Jack and Jess do not see them. Well, how would they? They are wrapped up in themselves, and everything else recedes into the night air. They are pressed together as Kelly and her friends watch. Samantha starts to speak: “Why, if…”

“Shh,” says Kelly. “Let's wait.”

And so they wait. They see Jack and Jess go through the entrance to the Roller-ghoster. They do not see what goes on inside, though they can perhaps imagine. Jack and Jess are in the dark, along with a few other people who mean nothing to them, and the screams are of laughter. It's not a frightening ride; it's not meant to be. Fronds of wet stuff brush their faces but they know it's only cloth recently soaked in water and they scream merely because it's cold and wet. Spider webs touch them, of course – how could you have ghosts without spider webs? But they know it's cheap frothy mesh from the market. Plastic skulls glow green and there's a cackling witchy laugh that anyone could do with a bit of practice.

They are sitting in a cart thing and it rattles and shakes their bones, but the track it runs on is hardly of terrifying height. It's all a bit of fun. Not worth the money but no one really cares. It's just one of the things you do, to enter into the spirit of it. And so, very soon, the ride has finished and the cart comes to a rest. One more wet cloth in the face, one more
woooooooo
and they are done.

It's the sort of thing that makes you hungry though. “Fancy a burger?” says Jess. And they walk towards the nearby burger van.

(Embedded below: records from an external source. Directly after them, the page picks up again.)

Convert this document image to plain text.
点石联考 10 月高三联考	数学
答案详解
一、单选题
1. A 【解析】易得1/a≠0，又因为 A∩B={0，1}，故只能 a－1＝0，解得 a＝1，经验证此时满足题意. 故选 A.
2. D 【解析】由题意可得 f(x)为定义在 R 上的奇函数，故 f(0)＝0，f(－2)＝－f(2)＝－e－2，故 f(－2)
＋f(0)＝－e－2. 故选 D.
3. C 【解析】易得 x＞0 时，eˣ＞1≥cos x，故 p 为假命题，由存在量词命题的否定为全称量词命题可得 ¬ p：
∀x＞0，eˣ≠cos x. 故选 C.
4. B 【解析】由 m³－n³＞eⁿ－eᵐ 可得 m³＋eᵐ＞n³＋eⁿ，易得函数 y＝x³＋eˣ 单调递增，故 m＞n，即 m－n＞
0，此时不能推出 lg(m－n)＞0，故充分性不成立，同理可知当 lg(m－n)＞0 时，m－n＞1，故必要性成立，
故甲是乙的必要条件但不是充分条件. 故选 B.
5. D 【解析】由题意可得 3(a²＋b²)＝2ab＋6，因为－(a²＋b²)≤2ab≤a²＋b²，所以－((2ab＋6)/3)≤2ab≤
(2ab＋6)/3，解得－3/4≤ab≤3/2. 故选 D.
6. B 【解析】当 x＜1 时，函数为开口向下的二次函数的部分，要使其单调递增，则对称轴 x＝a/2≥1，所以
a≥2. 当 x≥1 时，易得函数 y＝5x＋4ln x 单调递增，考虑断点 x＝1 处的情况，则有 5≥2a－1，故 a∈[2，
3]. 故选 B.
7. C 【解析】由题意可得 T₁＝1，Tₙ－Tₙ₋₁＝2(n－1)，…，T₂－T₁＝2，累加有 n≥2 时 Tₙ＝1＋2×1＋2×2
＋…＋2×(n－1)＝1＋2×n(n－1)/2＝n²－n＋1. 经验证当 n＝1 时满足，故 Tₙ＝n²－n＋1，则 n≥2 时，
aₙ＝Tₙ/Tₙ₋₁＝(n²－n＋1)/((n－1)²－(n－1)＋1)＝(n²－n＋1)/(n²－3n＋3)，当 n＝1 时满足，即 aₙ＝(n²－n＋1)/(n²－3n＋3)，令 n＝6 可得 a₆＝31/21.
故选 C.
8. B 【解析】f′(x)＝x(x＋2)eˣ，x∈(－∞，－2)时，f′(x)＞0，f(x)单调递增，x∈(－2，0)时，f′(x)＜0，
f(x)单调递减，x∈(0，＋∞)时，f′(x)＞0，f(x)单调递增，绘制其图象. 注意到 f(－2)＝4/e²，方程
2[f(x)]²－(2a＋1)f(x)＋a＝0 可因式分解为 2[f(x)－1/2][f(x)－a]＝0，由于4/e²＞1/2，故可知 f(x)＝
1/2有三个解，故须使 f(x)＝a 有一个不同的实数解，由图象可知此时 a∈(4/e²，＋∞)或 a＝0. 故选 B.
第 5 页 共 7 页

“Don't look round,” mutters Jack, as they approach.

She looks, of course. It's them: the Kelly Gang and three skinny lads. Jess's heart sinks and she draws close to Jack, pretending not to see them. It will be no use pretending and they probably know it.

They continue to walk towards the burger van. One customer is in front of them and they stand behind him. Kelly and the others are behind them, talking in silly loud voices.

“Hey, Jack,” says Kelly.

He ignores them, though Jess can see his jaw tightening. Jess and Jack catch each other's eyes and smile. They don't feel like smiling. It's a defence mechanism, making out they don't care, even though they do.

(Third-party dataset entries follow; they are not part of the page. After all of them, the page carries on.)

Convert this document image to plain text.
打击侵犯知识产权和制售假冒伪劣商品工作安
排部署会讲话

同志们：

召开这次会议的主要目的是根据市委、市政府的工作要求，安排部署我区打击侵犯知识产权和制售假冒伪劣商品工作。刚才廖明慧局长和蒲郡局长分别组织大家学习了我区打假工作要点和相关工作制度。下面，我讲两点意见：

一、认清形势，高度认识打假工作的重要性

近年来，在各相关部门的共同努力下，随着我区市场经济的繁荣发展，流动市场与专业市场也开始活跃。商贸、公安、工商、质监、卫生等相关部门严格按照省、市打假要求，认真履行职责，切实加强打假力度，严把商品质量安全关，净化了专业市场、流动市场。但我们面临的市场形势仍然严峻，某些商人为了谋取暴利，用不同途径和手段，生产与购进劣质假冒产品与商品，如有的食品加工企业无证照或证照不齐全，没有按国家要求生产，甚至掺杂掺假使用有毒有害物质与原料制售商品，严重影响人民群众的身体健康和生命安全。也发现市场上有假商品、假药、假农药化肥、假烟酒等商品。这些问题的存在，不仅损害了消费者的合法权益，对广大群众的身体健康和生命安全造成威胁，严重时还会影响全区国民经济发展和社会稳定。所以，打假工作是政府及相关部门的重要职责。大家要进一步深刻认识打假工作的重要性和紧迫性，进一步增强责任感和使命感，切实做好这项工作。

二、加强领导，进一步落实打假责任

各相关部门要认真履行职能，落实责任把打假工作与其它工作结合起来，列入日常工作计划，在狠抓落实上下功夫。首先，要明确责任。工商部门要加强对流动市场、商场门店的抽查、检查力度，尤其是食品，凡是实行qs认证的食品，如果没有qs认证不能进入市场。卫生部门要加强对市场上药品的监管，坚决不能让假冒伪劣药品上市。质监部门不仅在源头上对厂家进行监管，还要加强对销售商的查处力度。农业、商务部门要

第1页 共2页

“Two burgers please,” he says.

“No problem, mate,” replies the burger-seller, stirring onions and flipping two burgers that are already sizzling.

“Ignoring me, are you, Jack? Quite right too. Need to keep a better eye on your girlfriend, I'd say. Heard she overdid it on the old booze the other night.”

Jess stiffens. Feels her heart racing. Still Jack does not turn round. If he did, he would see Kelly's eyes narrow to slits as she gets no reaction.

“Everyone's talking about it, Jack. Everyone.”

“Leave it,” whispers Jess, feeling tension in his arms, sensing him take a breath to speak.

“That'll be four-fifty. Help yourselves to ketchup.”

Jack hands the money over.

Jess takes her burger. Squirts some ketchup onto it. Puts the roll back together.

Jack begins to do the same.

“Actually,” says Kelly, “we've been a bit worried, haven't we, guys?” Mutterings of agreement from her friends, though they don't know what she's talking about. “You see, we heard – 'cos everyone's talking about it… Well,
we
heard that it was drugs. Shouldn't get into stuff like that, you know, Jessica. It can mess with your mind.”

Jess will never forget the look on Kelly's face as Jack spins round, ketchup bottle in hand, and a trail of the bright red sauce slices straight down her body, from cheek to thigh.

Kelly gasps, eyes blazing.

“Oh, how careless of me,” says Jack, coolly.

“DO something!” screams Kelly. “DO something!”

Samantha turns to the boys with them. The boys are smirking but they soon stop. “What are you waiting for?” she snarls at them. “Are you going to let him get away with that?”

“Run!” says Jack and he pulls Jess with him.

CHAPTER 25
SNAP DECISIONS

THE
three skinny lads should have dumped their so-called water bottles instantly. If it had only been water, perhaps they would have. But a few seconds of dithering give Jack and Jess a crucial head start.